As we fight…as we educate our members…as we campaign this summer and fall, we’ll spell out our issue-based agenda again and again. We don’t work for any political party. You’ve shown that here in Missouri time and time again, using relationships on both sides of the aisle in Jefferson City to beat back attacks on dues deduction and prevailing wage. Remember, we work for workers. We want more Republicans who will break ranks and stand with working people. And while we’re at it, we want fewer Democrats who take our money and energy and then forget who got them elected in the first place.

We want champions of working families. Bold, fearless leaders who say “UNION” loud and proud, and not just on Labor Day.

To earn and keep our support, you have to be an advocate for our agenda. That means helping us pass labor law reform so aspiring union members can organize freely and fairly. It means health care as a fundamental right, the expansion of Social Security and guaranteed pensions. It means trillions of dollars so we can build the best infrastructure in the world with union labor and prevailing wages.

It means trade deals that actually work for working people and a tax code that invests in American jobs and American workers. And it means comprehensive immigration reform with a path to citizenship that reunites our families and ends the terror in our workplaces and our communities.

We want everybody to have access to the American Dream. I don’t think that’s too much to ask.

Recently, I was thinking about my high school football coach. His name was Bear Stuvek. Bear was one tough son of a miner. He taught me about perseverance and dedication and good, old-fashioned hard work. Bear used to put us through a drill called “Bull in the Ring.” I am certain it would be banned today.

Twelve of my teammates would circle around me. Bear would count off...1, 2, 3, 4...1, 2, 3, 4. He’d call the ones. They’d come and hit me. Then the twos. Then the threes and so on. Bear would keep calling their numbers. And I’d keep getting hit harder and harder. Sometimes I’d be on the ground and wonder whether I should get up. Somehow I always did.

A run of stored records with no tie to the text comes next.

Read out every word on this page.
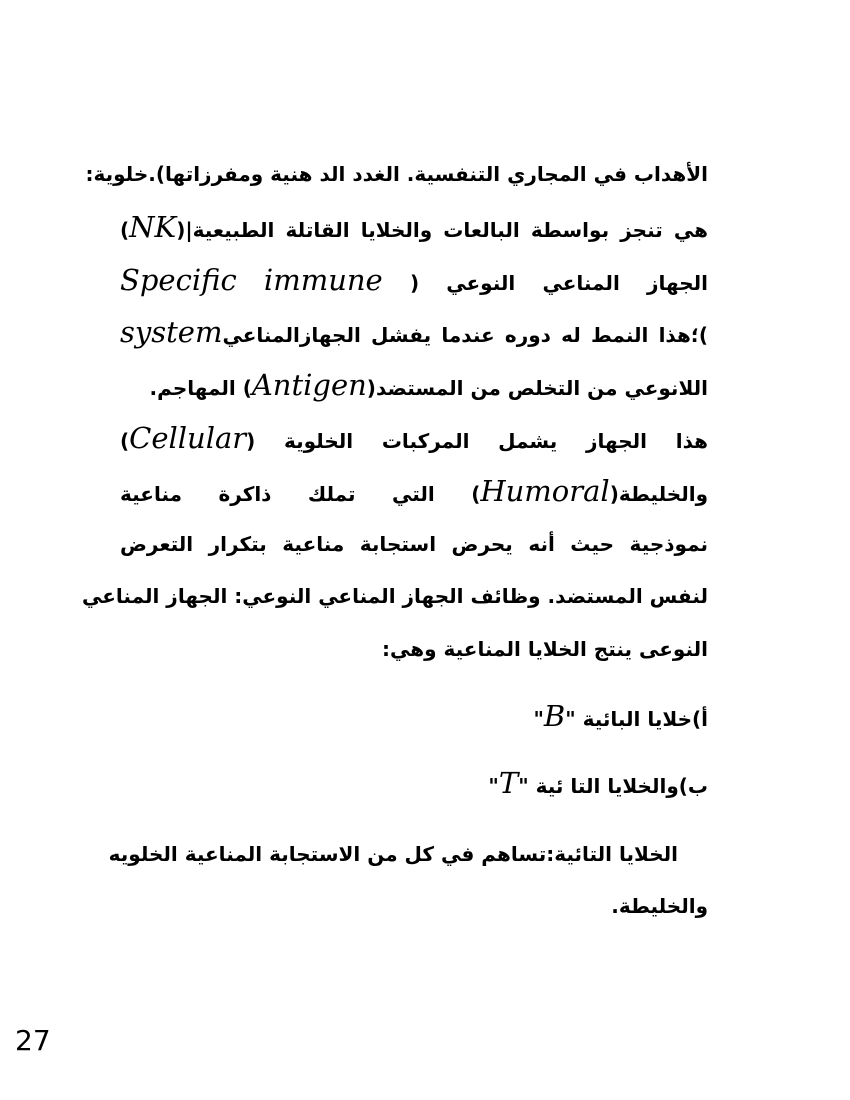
الأهداب في المجاري التنفسية. الغدد الد هنية ومفرزاتها).خلوية:
هي تنجز بواسطة البالعات والخلايا القاتلة الطبيعية|(NK)
الجهاز المناعي النوعي ( immune Specific
)؛هذا النمط له دوره عندما يفشل الجهازالمناعيsystem
اللانوعي من التخلص من المستضد(Antigen) المهاجم.
هذا الجهاز يشمل المركبات الخلوية (Cellular)
والخليطة(Humoral) التي تملك ذاكرة مناعية
نموذجية حيث أنه يحرض استجابة مناعية بتكرار التعرض
لنفس المستضد. وظائف الجهاز المناعي النوعي: الجهاز المناعي
النوعى ينتج الخلايا المناعية وهي:
أ)خلايا البائية "B"
ب)والخلايا التا ئية "T"
الخلايا التائية:تساهم في كل من الاستجابة المناعية الخلويه
والخليطة.
27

Before long, when Bear would put me in that ring, I’d start hitting back. I’d hit back with everything I had. I’d hit back until they finally got the message that while you may knock me down, you will never...and I mean never...knock me out.

The labor movement...we are that bull in the ring. We’ve been getting hit over and over again. Every day. From every direction. They’ve held down our pay. They’ve attacked our health care. They’ve tried to kill our pensions, destroy our jobs and leave us begging for scraps. They want national right to work. They want to make the Supreme Court a corporate board room.

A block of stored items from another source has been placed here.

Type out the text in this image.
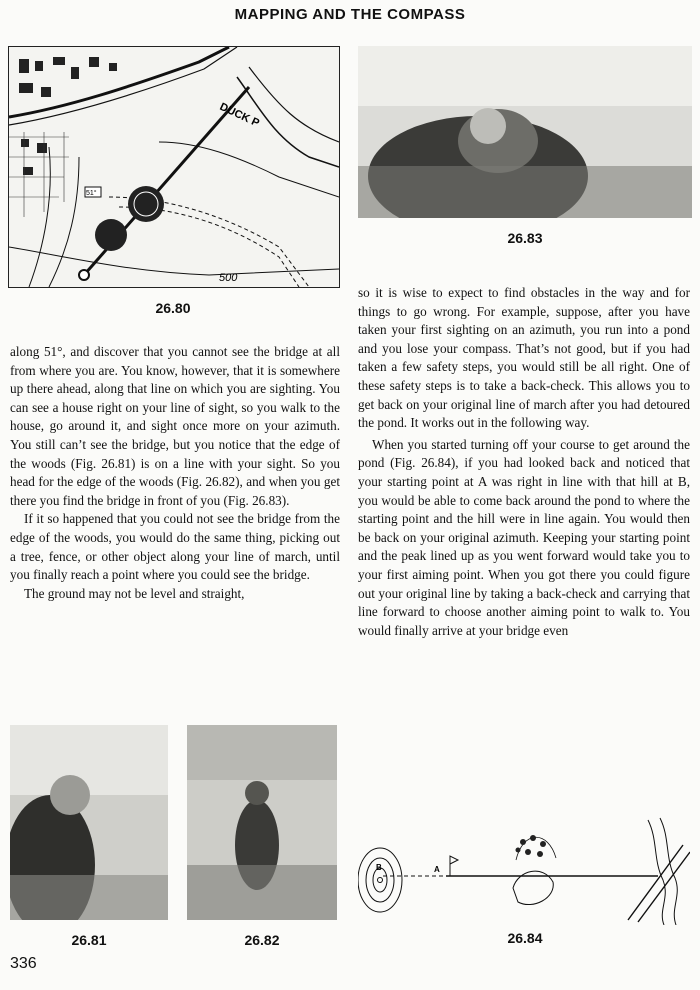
MAPPING AND THE COMPASS
DUCK P
51°
500
26.80
26.83

along 51°, and discover that you cannot see the bridge at all from where you are. You know, however, that it is somewhere up there ahead, along that line on which you are sighting. You can see a house right on your line of sight, so you walk to the house, go around it, and sight once more on your azimuth. You still can’t see the bridge, but you notice that the edge of the woods (Fig. 26.81) is on a line with your sight. So you head for the edge of the woods (Fig. 26.82), and when you get there you find the bridge in front of you (Fig. 26.83).

If it so happened that you could not see the bridge from the edge of the woods, you would do the same thing, picking out a tree, fence, or other object along your line of march, until you finally reach a point where you could see the bridge.

The ground may not be level and straight,

so it is wise to expect to find obstacles in the way and for things to go wrong. For example, suppose, after you have taken your first sighting on an azimuth, you run into a pond and you lose your compass. That’s not good, but if you had taken a few safety steps, you would still be all right. One of these safety steps is to take a back-check. This allows you to get back on your original line of march after you had detoured the pond. It works out in the following way.

When you started turning off your course to get around the pond (Fig. 26.84), if you had looked back and noticed that your starting point at A was right in line with that hill at B, you would be able to come back around the pond to where the starting point and the hill were in line again. You would then be back on your original azimuth. Keeping your starting point and the peak lined up as you went forward would take you to your first aiming point. When you got there you could figure out your original line by taking a back-check and carrying that line forward to choose another aiming point to walk to. You would finally arrive at your bridge even

26.81	26.82
B	A
26.84
336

Well guess what? Their time is up. Unions are on the move. In every city and every state. Young and old. Black and white. Immigrant and native-born. Gay and straight. Rural and urban. Republican and Democrat.

We’re spoiling for a fight. I say, bring it on! We've taken their best shot, and we're still standing. We’re the true American patriots. We’re fearless. We’re strong. We’re powerful. We’re united. We’re rising in solidarity…real solidarity…where your picket line is my picket line, and my picket line is your picket line. And we won’t stop until we take our country back.  

Thank you! God bless you! On to August 7!